E com o dinheirinho que recebia pela morte do marido foi também se arrumando, tratando de se tornar mais apresentável: comprou umas roupas mais floridas, pintou o cabelo, uns pares de sapatos de saltinho, um discreto colar de imitação de pérolas, um par de brincos combinando, um batom discreto e logo passou a sentar-se à mesa junto com os patrões no jantares especiais. Ninguém perguntava, então era apenas, a tão simpática dona Lulu – da família - servindo com primor o jantar. Falava mais que a patroa, mas sempre com gentileza, emitindo opiniões discretas sobre a economia, o alto custo de vida, como bem convém a uma boa dona de casa.

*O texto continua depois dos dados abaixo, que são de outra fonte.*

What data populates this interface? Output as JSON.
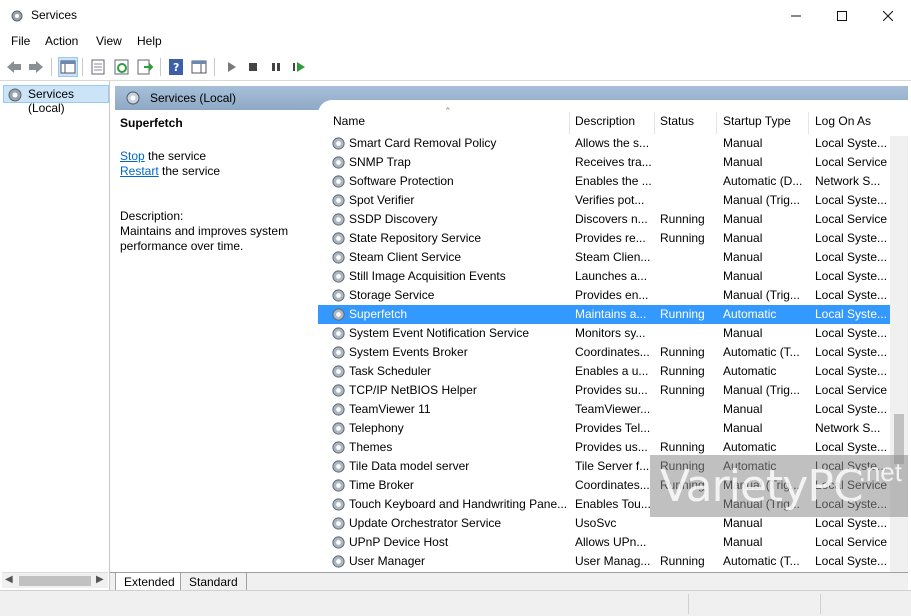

Mas aconteceu um dia, depois de algumas latinhas de cerveja a mais durante um churrasco, a parentela pegou como assunto gente espaçosa que ocupa o lugar dos outros. Aí, dona Lulu que havia tirado uma motocicleta num consórcio para dar umas voltinhas por aí, saiu-se com essa: sabe que o Honório mal deixa espaço pra eu guardar minha moto na garagem e outro dia tirou uma fina de tinta com o carro dele? Dona Zulmira e o doutor Honório se entreolharam, engasgaram, mas como empregada em tempo integral e quase de graça está em falta no mercado, mudaram de assunto. Dona Lulu, já meio alta e dormente, arrastou o corpo para a sofá.Estirou-se toda ao lado do Pitoco, de barriga pesada de tanta lasca de carne, abraçou-o e ressonaram, um sono profundo, repleto de sonhos, que se realizam.